The 2024 project includes several new features that did not appear in the 2018 Institutional Framework Agreement. It involves both establishing new institutional rules for certain existing bilateral agreements and, a new element, concluding new agreements (electricity, public health and consumer protection). Due to its political importance, we will focus here mainly on the institutional aspect.
A new vertical logic to avoid the guillotine effect
There are notable differences in form between the 2024 project and that of 2018. The latter was designed as a horizontal treaty. It provided for a single institutional framework. It was planned to apply it to five already existing bilateral agreements, as well as future agreements.
The 2024 project takes us from a horizontal logic to a vertical logic. In other words, each of the five pre-existing bilateral agreements, as well as each of the new agreements, is provided with its own institutional framework. Concretely, however, the general result is similar to that obtained in 2018.
So what is the advantage of this new vertical approach? First, it raises the specter of a sort of “super-guillotine”. Indeed, a possible denunciation of the 2018 Framework Agreement would have had cascading consequences on several other bilateral agreements which would have been automatically repealed. Secondly, it allows some adaptations to take into account the specificity of the agreements, particularly in terms of the adoption of relevant European law by Switzerland.

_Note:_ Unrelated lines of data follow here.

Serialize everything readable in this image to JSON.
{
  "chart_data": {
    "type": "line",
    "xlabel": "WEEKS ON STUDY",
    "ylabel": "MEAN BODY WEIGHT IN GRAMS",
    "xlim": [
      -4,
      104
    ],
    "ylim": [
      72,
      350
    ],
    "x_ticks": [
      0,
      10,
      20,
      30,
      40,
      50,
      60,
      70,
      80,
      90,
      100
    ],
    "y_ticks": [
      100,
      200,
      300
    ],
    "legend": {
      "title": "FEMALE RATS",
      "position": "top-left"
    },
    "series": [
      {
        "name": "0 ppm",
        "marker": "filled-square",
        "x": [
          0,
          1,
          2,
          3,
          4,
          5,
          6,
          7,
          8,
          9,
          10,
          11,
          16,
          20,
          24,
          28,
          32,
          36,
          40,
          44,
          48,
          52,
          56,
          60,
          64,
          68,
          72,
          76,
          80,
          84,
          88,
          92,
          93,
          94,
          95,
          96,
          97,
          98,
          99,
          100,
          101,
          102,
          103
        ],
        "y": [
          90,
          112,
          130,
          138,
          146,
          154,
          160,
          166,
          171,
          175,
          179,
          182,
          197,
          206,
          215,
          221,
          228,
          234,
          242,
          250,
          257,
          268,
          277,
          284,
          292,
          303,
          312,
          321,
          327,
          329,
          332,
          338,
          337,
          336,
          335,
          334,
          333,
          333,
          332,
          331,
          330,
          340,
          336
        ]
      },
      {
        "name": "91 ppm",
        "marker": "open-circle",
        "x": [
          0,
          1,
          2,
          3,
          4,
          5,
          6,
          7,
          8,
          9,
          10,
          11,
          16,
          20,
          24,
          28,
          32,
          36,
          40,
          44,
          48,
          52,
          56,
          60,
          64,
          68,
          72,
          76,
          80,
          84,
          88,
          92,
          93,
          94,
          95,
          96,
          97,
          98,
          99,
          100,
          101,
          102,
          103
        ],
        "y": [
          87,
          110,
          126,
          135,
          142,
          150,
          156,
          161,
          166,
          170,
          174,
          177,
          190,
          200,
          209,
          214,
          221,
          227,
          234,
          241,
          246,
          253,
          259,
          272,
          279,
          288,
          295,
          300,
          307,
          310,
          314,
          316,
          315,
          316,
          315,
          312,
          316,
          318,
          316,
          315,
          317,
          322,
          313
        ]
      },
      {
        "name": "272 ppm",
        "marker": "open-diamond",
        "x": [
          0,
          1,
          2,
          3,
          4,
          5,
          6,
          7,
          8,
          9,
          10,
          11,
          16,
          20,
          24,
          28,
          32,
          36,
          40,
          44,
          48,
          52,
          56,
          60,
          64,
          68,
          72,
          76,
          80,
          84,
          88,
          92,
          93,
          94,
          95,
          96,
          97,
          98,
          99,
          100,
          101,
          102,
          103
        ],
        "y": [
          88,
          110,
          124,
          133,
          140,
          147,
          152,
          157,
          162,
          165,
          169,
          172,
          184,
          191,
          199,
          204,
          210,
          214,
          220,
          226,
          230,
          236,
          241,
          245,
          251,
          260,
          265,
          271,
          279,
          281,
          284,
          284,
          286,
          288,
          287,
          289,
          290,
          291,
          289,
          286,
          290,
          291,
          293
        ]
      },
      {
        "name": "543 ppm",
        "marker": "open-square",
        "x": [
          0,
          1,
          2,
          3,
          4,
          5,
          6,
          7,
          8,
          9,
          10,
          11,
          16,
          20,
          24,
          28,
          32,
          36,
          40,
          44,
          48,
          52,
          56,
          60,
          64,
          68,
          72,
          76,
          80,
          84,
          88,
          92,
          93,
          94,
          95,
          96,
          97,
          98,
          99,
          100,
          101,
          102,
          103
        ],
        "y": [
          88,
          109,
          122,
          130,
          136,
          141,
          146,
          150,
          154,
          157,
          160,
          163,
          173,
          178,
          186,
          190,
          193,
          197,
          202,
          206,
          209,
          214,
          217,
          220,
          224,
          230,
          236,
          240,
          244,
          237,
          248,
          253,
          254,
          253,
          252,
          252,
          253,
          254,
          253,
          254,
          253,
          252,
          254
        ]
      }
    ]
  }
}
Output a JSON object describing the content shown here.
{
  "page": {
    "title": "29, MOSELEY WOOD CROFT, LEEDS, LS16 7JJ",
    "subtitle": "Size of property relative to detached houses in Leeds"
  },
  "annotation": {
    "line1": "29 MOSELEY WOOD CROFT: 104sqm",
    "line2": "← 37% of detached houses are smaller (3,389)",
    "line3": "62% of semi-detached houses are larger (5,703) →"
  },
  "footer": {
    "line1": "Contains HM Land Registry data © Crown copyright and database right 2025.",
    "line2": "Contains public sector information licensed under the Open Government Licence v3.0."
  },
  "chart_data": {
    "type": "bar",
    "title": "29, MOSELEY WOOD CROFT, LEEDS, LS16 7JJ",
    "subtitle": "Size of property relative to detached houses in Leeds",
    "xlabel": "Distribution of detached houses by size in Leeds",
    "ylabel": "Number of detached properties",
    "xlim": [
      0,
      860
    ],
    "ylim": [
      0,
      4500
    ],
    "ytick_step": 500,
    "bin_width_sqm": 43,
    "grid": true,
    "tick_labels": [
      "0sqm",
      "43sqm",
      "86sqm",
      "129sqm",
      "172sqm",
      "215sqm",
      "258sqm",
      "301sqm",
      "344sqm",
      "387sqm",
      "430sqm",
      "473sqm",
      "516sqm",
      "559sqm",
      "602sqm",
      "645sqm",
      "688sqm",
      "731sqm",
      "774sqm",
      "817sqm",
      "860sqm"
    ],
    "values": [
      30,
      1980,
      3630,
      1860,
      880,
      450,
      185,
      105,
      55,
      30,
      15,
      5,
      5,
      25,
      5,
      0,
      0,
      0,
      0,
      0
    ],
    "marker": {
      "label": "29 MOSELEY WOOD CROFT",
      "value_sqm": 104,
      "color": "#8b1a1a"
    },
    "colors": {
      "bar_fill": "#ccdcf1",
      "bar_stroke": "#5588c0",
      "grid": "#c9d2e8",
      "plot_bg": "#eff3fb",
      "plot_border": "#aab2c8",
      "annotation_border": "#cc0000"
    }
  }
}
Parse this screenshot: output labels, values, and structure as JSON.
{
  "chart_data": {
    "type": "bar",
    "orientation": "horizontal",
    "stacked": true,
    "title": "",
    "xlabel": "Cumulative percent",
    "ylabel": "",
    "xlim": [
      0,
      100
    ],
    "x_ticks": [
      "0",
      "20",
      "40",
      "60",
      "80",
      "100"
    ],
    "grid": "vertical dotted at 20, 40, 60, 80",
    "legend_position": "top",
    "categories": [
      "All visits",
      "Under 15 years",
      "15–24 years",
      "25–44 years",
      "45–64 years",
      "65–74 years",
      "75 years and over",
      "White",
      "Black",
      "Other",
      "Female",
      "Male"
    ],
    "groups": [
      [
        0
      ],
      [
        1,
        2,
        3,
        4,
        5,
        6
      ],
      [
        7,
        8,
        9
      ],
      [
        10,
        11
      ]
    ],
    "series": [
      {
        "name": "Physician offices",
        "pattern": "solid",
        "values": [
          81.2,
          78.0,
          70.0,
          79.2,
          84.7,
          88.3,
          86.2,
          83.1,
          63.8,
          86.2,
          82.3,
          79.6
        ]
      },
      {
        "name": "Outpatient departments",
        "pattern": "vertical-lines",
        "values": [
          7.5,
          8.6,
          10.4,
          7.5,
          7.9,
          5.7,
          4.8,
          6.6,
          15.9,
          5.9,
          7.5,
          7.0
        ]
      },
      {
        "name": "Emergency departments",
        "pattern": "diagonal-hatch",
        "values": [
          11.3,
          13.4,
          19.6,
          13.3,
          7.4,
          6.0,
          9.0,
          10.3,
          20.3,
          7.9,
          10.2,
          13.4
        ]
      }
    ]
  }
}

If the general form changes between the 2018 project and that of 2024, it must nevertheless be emphasized that the fundamentals remain the same.
Dynamic resumption of EU law, but disputes settled by an Arbitral Tribunal
First, Switzerland is committed to dynamically taking up the development of relevant EU law with a few exceptions (see below).
Second, disputes between Switzerland and the EU will have to be settled before a joint arbitration tribunal. Exit therefore the logic of “political” settlement which prevailed until now and which had the consequence that bilateral disputes often remained pending. As was the case in the 2018 draft, the arbitral tribunal remains bound by the judgments of the Court of Justice of the EU, if the dispute concerns the interpretation and application of EU law.
Concerning Switzerland's dynamic takeover of the development of relevant EU law, there are nevertheless some interesting exceptions in the 2024 project. They were fiercely negotiated by Switzerland.
For example, when a new European provision constitutes a “social regression” compared to Swiss law, Berne could refuse to incorporate it into its legal order. However, this exception only concerns posted workers.
Note that the notion of social regression is not defined and could, of course, be subject to contradictory interpretations between the EU and Switzerland. In this case, the joint arbitral tribunal would decide.
Elements of flexibility in the social file…
Another example, we remember that the 2018 draft agreement was the subject of criticism because it could have implied a resumption by Switzerland of the entire Directive on the rights of EU citizens.
The 2024 text is more precise and emphasizes that several elements of this directive must not be necessarily incorporated by Switzerland, in particular those which prevent the automatic expulsion of “foreign criminals” or those which could lead to “social tourism”.
We also remember that the 2018 agreement had generated numerous controversies concerning the removal of the deposit required from companies employing posted workers. As a reminder, this provision of Swiss law allows pressure to be exerted to ensure that the rules on posted workers are respected. The 2024 agreement does not bring about much change in this area. He just reiterates that a deposit can only be required in the case of fraudulent companies.
Another controversy concerned the reimbursement of fees paid to these same posted workers. European law provides that they correspond to the rates of the worker's country of origin, generally lower than those of Switzerland. The 2024 project does not specifically address this issue. The Federal Council states cryptically that “Switzerland will fully exploit the room for maneuver offered by the EU directive on the posting of workers”. A way of saying that we could not apply EU law because several EU states are already distancing themselves from it.
…and in the immigration file
Beyond the institutional questions linked to the resumption of EU law, Switzerland also took advantage of the negotiations to obtain some changes in the Agreement on the Free Movement of Persons (ALCP). Previously, the safeguard clause to limit immigration in the event of serious economic or social difficulties could only be activated if Switzerland and the EU agreed to it. From now on, Switzerland can activate this clause unilaterally under the control of the arbitral tribunal. The EU, however, reserves the right to take proportionate compensatory measures.
Finally, regarding Switzerland's participation in intra-European cohesion, which was not mentioned in the 2018 agreement, Switzerland undertakes to pay, from 2030, a contribution of 350 million francs per year against 130 currently. Until now, this contribution was not included in any bilateral treaty; a simple memorandum did the trick.
In conclusion, the 2024 draft agreement clarifies certain points which were the subject of concerns in 2018. It removes certain ambiguities and offers more explicit guarantees to Switzerland, particularly in terms of autonomous management of immigration. In this sense, we can say that it is more favorable to Swiss interests, without however bringing revolutionary new features.